BOREALIS – Self-learning building controls for a greener and healthier society
Project leader: Sascha Hammes
Project manager overall project: Johannes Weninger, Bartenbach GmbH
- Bartenbach GmbH
- Zumtobel Lighting GmbH
- Hella Sonnen- und Wetterschutztechnik GmbH
- University of Innsbruck, Department of Computer Science
- University of Innsbruck, Unit of Energy Efficient Building
Funding agency: Federal Ministry for Climate Action, Environment, Energy, Mobility, Innovation and Technology (BMK) represented by the Austrian Research Promotion Agency (FFG)
Funding program: AI for Green
Total funding: 319.175 Euro (UIBK-EEB)
Project period: 01/07/2024 – 30/06/2027
Summary
Despite pioneering successes such as the introduction of LEDs and sensor-based control systems, there is an urgent need to increase efficiency in the lighting sector (15% to 20% of global electrical energy requirements in the building sector) to protect the climate and achieve sustainability. Improvements in integral artificial lighting and daylight control systems offer great potential for this, but this can only be fully exploited if application-specific characteristics such as individual room usage behaviour are taken into account. As this information is not normally available during the planning phase, artificial lighting and daylight control systems today are primarily based on generalized assumptions about user characteristics and behaviour without taking real individualities into account.

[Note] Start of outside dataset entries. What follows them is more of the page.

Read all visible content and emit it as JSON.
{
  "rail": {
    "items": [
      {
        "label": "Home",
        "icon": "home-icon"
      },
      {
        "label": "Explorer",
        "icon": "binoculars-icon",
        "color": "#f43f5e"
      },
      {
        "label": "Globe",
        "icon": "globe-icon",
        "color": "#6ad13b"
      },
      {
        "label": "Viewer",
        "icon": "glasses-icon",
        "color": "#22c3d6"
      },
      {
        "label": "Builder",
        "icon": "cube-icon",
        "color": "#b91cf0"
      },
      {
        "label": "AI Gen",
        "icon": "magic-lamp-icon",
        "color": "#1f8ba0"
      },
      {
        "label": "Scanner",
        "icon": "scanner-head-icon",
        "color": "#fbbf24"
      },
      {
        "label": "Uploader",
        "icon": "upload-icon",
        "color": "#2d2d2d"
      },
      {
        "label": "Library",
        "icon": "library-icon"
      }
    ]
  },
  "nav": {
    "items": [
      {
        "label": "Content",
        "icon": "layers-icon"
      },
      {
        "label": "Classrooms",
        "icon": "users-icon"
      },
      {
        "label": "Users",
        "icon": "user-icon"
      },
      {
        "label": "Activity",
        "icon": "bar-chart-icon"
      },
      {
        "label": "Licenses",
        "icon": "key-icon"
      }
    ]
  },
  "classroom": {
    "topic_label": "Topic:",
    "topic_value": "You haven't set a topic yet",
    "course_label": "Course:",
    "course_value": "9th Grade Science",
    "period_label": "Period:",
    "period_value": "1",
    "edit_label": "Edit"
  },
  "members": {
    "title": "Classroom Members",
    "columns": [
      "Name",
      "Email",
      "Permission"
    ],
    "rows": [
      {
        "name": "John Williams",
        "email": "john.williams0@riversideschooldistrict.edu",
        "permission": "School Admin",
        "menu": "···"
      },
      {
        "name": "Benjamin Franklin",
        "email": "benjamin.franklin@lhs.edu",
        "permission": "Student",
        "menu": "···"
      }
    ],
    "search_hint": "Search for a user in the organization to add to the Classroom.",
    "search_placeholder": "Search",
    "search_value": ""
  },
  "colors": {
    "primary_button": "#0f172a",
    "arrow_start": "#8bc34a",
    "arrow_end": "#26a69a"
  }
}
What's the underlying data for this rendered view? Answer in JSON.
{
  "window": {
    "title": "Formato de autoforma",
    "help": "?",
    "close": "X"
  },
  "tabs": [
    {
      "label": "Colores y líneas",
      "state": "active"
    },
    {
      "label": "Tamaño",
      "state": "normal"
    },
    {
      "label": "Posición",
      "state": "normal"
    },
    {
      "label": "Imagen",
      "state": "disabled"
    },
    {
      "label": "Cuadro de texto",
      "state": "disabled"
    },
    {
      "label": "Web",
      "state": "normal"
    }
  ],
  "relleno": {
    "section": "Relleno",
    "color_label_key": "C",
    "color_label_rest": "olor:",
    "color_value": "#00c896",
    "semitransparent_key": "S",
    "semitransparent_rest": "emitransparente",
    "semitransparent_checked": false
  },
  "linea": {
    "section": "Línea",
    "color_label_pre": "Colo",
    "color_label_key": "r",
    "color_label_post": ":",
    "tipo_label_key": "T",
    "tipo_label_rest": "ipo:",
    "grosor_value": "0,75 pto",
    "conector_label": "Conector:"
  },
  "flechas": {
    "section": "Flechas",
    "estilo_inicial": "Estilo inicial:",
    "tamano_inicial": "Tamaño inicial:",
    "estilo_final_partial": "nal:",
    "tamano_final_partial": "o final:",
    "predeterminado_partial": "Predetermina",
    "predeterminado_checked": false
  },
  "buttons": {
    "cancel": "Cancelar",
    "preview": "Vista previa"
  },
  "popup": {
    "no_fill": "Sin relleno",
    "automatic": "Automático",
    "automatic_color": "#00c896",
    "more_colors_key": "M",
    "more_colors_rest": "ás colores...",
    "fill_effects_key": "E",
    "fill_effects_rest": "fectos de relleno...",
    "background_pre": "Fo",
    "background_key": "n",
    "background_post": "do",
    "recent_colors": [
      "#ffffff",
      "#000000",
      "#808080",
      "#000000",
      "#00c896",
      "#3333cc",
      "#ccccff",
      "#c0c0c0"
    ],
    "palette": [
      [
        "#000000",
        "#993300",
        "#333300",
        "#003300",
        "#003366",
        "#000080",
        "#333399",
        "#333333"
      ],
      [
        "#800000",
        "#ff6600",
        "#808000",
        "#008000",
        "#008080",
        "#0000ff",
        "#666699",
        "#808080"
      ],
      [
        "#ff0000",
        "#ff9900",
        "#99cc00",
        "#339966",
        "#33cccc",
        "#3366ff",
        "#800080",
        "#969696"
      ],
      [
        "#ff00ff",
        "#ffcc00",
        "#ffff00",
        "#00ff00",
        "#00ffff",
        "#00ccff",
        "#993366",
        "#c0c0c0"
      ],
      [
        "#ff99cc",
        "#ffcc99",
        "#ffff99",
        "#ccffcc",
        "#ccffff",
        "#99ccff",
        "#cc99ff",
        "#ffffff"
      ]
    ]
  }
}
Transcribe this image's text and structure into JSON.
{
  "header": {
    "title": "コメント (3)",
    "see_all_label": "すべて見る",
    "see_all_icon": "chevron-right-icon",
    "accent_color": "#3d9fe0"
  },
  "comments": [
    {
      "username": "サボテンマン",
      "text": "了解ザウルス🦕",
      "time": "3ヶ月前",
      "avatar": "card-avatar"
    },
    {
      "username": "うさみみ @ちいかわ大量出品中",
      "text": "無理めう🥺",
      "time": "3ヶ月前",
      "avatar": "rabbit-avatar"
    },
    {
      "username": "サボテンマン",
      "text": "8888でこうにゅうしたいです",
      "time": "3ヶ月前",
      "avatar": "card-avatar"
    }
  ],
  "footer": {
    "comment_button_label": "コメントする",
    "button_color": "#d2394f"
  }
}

These erroneous assumptions made in the early planning and simulation phase often result in significant deviations from reality (so-called performance gaps) and prevent modern lighting systems from fully realizing their intended energy and health potential. In addition, the resulting discrepancy remains largely unrecognized due to a lack of extended commissioning or leads to resource-intensive and costly subsequent adjustments to control systems during operation to compensate for the incorrect assumptions made during the planning phase. However, improved mapping of application-specific properties in the planning process will continue to prove difficult in the future and in some cases (such as new buildings) is simply impossible due to a lack of user information. To ensure the optimal operation of integral control systems, it is therefore essential to adapt them to the respective application during operation. In addition, systems should also be able to efficiently map changes in utilization (e.g. seasonal effects or when users change) to ensure that the energy and health potential is utilized in the long term over the entire lifetime of the building. However, there are currently no applicable control concepts available for this.
The development of a control core based on reinforcement learning, which is the aim of the BOREALIS project, will therefore make a significant contribution to utilizing the overarching system potential and achieving both climate and health policy goals. The expertise required for this will be provided by the scientific partners. To ensure the broadest possible application and successful implementation of the results in the lighting sector, the consortium includes leading international companies that have their own control systems.